Ablation is also one of the important parts of the study where ablation of question didn't affect much in prediction result while ablation of question and context affects significantly on the result and got drop in accuracy
Knowledge transfer and finetuning on various datasets of same kind help a lot to improve inference. Authors have proposed two datasets RACE and SWAG which contains multiple choice questions, and fine tuning of BERT on both Race + SWAG and Cosmos. BERT-FT on SWAG provides good result while including with BERT FT RACE+SWAG which gives 68.7 percent test accuracy
- Complex context understanding
It require cross sentence interpretation and reasoning and need to combine the context information to infer the real answer. Here model need to learn from complex context analysis to infer the choice A.
- Inconsistent with Human Common Sense
In 33% of the errors, the model mistakenly select the choice which is not consistent with human common sense. So here answer might be right but not match with human commonsense.

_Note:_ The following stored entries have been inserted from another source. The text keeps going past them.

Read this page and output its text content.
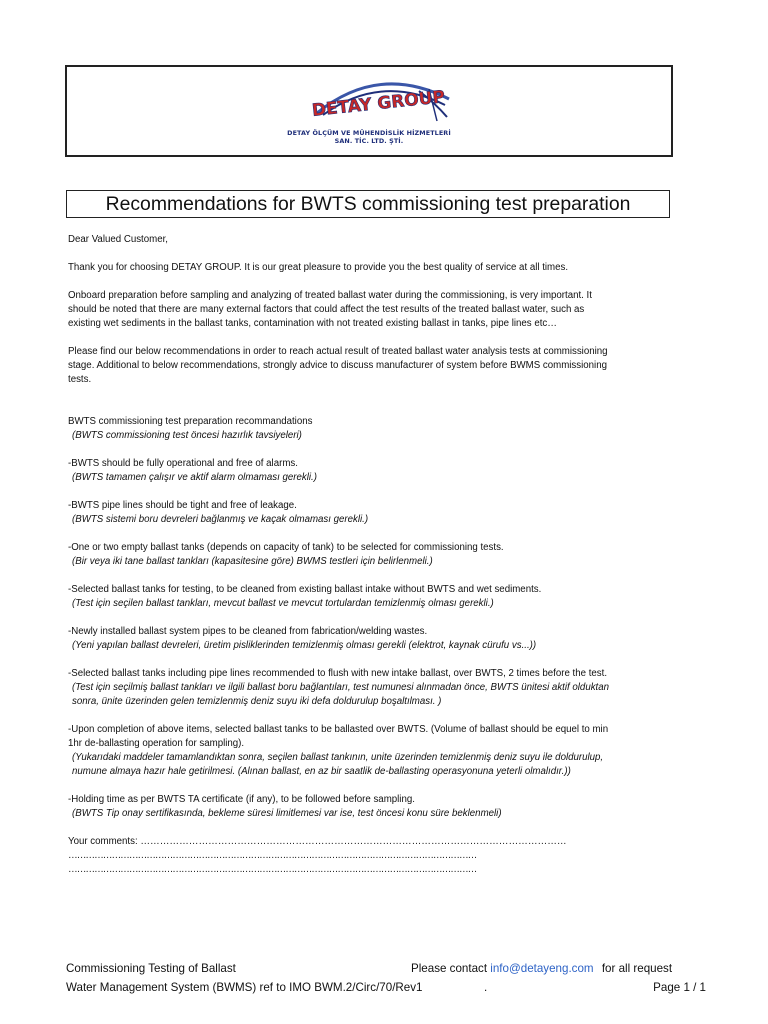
DETAY GROUP
DETAY ÖLÇÜM VE MÜHENDİSLİK HİZMETLERİ
SAN. TİC. LTD. ŞTİ.
Recommendations for BWTS commissioning test preparation
Dear Valued Customer,
Thank you for choosing DETAY GROUP. It is our great pleasure to provide you the best quality of service at all times.
Onboard preparation before sampling and analyzing of treated ballast water during the commissioning, is very important. It
should be noted that there are many external factors that could affect the test results of the treated ballast water, such as
existing wet sediments in the ballast tanks, contamination with not treated existing ballast in tanks, pipe lines etc…
Please find our below recommendations in order to reach actual result of treated ballast water analysis tests at commissioning
stage. Additional to below recommendations, strongly advice to discuss manufacturer of system before BWMS commissioning
tests.
BWTS commissioning test preparation recommandations
(BWTS commissioning test öncesi hazırlık tavsiyeleri)
-BWTS should be fully operational and free of alarms.
(BWTS tamamen çalışır ve aktif alarm olmaması gerekli.)
-BWTS pipe lines should be tight and free of leakage.
(BWTS sistemi boru devreleri bağlanmış ve kaçak olmaması gerekli.)
-One or two empty ballast tanks (depends on capacity of tank) to be selected for commissioning tests.
(Bir veya iki tane ballast tankları (kapasitesine göre) BWMS testleri için belirlenmeli.)
-Selected ballast tanks for testing, to be cleaned from existing ballast intake without BWTS and wet sediments.
(Test için seçilen ballast tankları, mevcut ballast ve mevcut tortulardan temizlenmiş olması gerekli.)
-Newly installed ballast system pipes to be cleaned from fabrication/welding wastes.
(Yeni yapılan ballast devreleri, üretim pisliklerinden temizlenmiş olması gerekli (elektrot, kaynak cürufu vs...))
-Selected ballast tanks including pipe lines recommended to flush with new intake ballast, over BWTS, 2 times before the test.
(Test için seçilmiş ballast tankları ve ilgili ballast boru bağlantıları, test numunesi alınmadan önce, BWTS ünitesi aktif olduktan
sonra, ünite üzerinden gelen temizlenmiş deniz suyu iki defa doldurulup boşaltılması. )
-Upon completion of above items, selected ballast tanks to be ballasted over BWTS. (Volume of ballast should be equel to min
1hr de-ballasting operation for sampling).
(Yukarıdaki maddeler tamamlandıktan sonra, seçilen ballast tankının, unite üzerinden temizlenmiş deniz suyu ile doldurulup,
numune almaya hazır hale getirilmesi. (Alınan ballast, en az bir saatlik de-ballasting operasyonuna yeterli olmalıdır.))
-Holding time as per BWTS TA certificate (if any), to be followed before sampling.
(BWTS Tip onay sertifikasında, bekleme süresi limitlemesi var ise, test öncesi konu süre beklenmeli)
Your comments: ……………………………………………………………………………………………………………………
……………………………………………………………………………………………………………………………
……………………………………………………………………………………………………………………………
Commissioning Testing of Ballast
Water Management System (BWMS) ref to IMO BWM.2/Circ/70/Rev1	.
Please contact info@detayeng.com for all request
Page 1 / 1
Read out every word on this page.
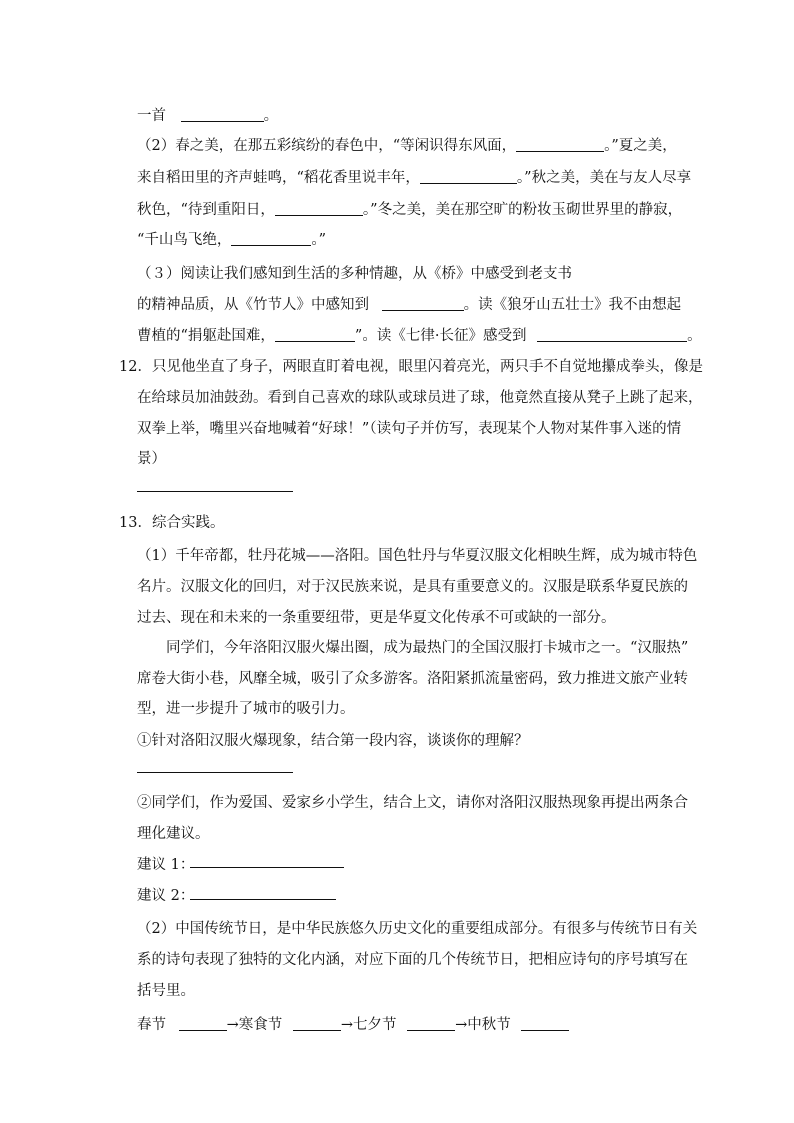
一首	。
（2）春之美，在那五彩缤纷的春色中，“等闲识得东风面，	。”夏之美，
来自稻田里的齐声蛙鸣，“稻花香里说丰年，	。”秋之美，美在与友人尽享
秋色，“待到重阳日，	。”冬之美，美在那空旷的粉妆玉砌世界里的静寂，
“千山鸟飞绝，	。”
（３）阅读让我们感知到生活的多种情趣，从《桥》中感受到老支书
的精神品质，从《竹节人》中感知到	。读《狼牙山五壮士》我不由想起
曹植的“捐躯赴国难，	”。读《七律·长征》感受到	。
12．只见他坐直了身子，两眼直盯着电视，眼里闪着亮光，两只手不自觉地攥成拳头，像是
在给球员加油鼓劲。看到自己喜欢的球队或球员进了球，他竟然直接从凳子上跳了起来，
双拳上举，嘴里兴奋地喊着“好球！”（读句子并仿写，表现某个人物对某件事入迷的情
景）
13．综合实践。
（1）千年帝都，牡丹花城——洛阳。国色牡丹与华夏汉服文化相映生辉，成为城市特色
名片。汉服文化的回归，对于汉民族来说，是具有重要意义的。汉服是联系华夏民族的
过去、现在和未来的一条重要纽带，更是华夏文化传承不可或缺的一部分。
同学们，今年洛阳汉服火爆出圈，成为最热门的全国汉服打卡城市之一。“汉服热”
席卷大街小巷，风靡全城，吸引了众多游客。洛阳紧抓流量密码，致力推进文旅产业转
型，进一步提升了城市的吸引力。
①针对洛阳汉服火爆现象，结合第一段内容，谈谈你的理解？
②同学们，作为爱国、爱家乡小学生，结合上文，请你对洛阳汉服热现象再提出两条合
理化建议。
建议 1：
建议 2：
（2）中国传统节日，是中华民族悠久历史文化的重要组成部分。有很多与传统节日有关
系的诗句表现了独特的文化内涵，对应下面的几个传统节日，把相应诗句的序号填写在
括号里。
春节	→寒食节	→七夕节	→中秋节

- Multi-turn Common Sense Inference
19% errors due to this where there are multiple inferences present in sentence where model need to choose with proper inference.
- Unanswerable Questions
14% of the errors are from unanswerable questions so model cannot infer from given multiple answers.
Fine tuning on GPT and GPT-2 can provide better understanding and provide more accurate answer which can be consider as one of the different approach.